Since the diameter $y = 2x + k$ passes through the center of the circle,we substitute the center coordinates into the equation:
$-1 = 2(-\frac{3}{4}) + k$
$-1 = -\frac{3}{2} + k$
$k = -1 + \frac{3}{2} = \frac{1}{2}$.

(C) The radius $r$ of the incircle of an equilateral triangle with side $a = 6$ is given by $r = \frac{a}{2\sqrt{3}} = \frac{6}{2\sqrt{3}} = \sqrt{3}$.
The square is inscribed in this circle,so the diagonal of the square is equal to the diameter of the circle.
Diagonal of the square $d = 2r = 2\sqrt{3}$.
Let the side of the square be $x$. Then $x\sqrt{2} = d = 2\sqrt{3}$.
$x = \frac{2\sqrt{3}}{\sqrt{2}} = \sqrt{2} \times \sqrt{3} = \sqrt{6}$.
Area of the square $= x^2 = (\sqrt{6})^2 = 6$.

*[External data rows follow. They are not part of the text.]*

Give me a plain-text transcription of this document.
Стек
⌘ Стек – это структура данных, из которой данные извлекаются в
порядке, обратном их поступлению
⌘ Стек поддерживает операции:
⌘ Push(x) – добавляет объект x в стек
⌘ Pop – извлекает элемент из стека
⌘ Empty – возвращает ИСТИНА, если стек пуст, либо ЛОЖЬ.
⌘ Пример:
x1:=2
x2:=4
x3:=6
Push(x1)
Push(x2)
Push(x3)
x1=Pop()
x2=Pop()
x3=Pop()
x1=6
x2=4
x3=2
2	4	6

(B) The given circle is $x^2 + y^2 = 8$,which can be written as $x^2 + y^2 = (2\sqrt{2})^2$.
Here,the radius $r = 2\sqrt{2}$.
The director circle of a circle $x^2 + y^2 = r^2$ is $x^2 + y^2 = 2r^2$.
Substituting $r^2 = 8$,we get the equation of the director circle as $x^2 + y^2 = 2(8) = 16$.

(C) Let the center of the circle be $(h, k)$ and radius be $r$.
Since the circle touches the $Y$-axis at $(0, 4)$,the distance from the center to the $Y$-axis is the radius,so $|h| = r$.
Given the circle touches at $(0, 4)$,the $y$-coordinate of the center must be $k = 4$ or $k = -4$.
Thus,the center is $(\pm r, \pm 4)$.
The equation of the circle is $(x \mp r)^{2} + (y \mp 4)^{2} = r^{2}$.
Since it cuts an intercept of $6$ units on the $X$-axis,the length of the intercept is $2\sqrt{r^{2} - k^{2}} = 6$.
$\sqrt{r^{2} - 4^{2}} = 3 \implies r^{2} - 16 = 9 \implies r^{2} = 25 \implies r = 5$.
Substituting $r=5$ and $k=\pm 4$,the center is $(\pm 5, \pm 4)$.
The equation of the circle is $(x \pm 5)^{2} + (y \pm 4)^{2} = 25$.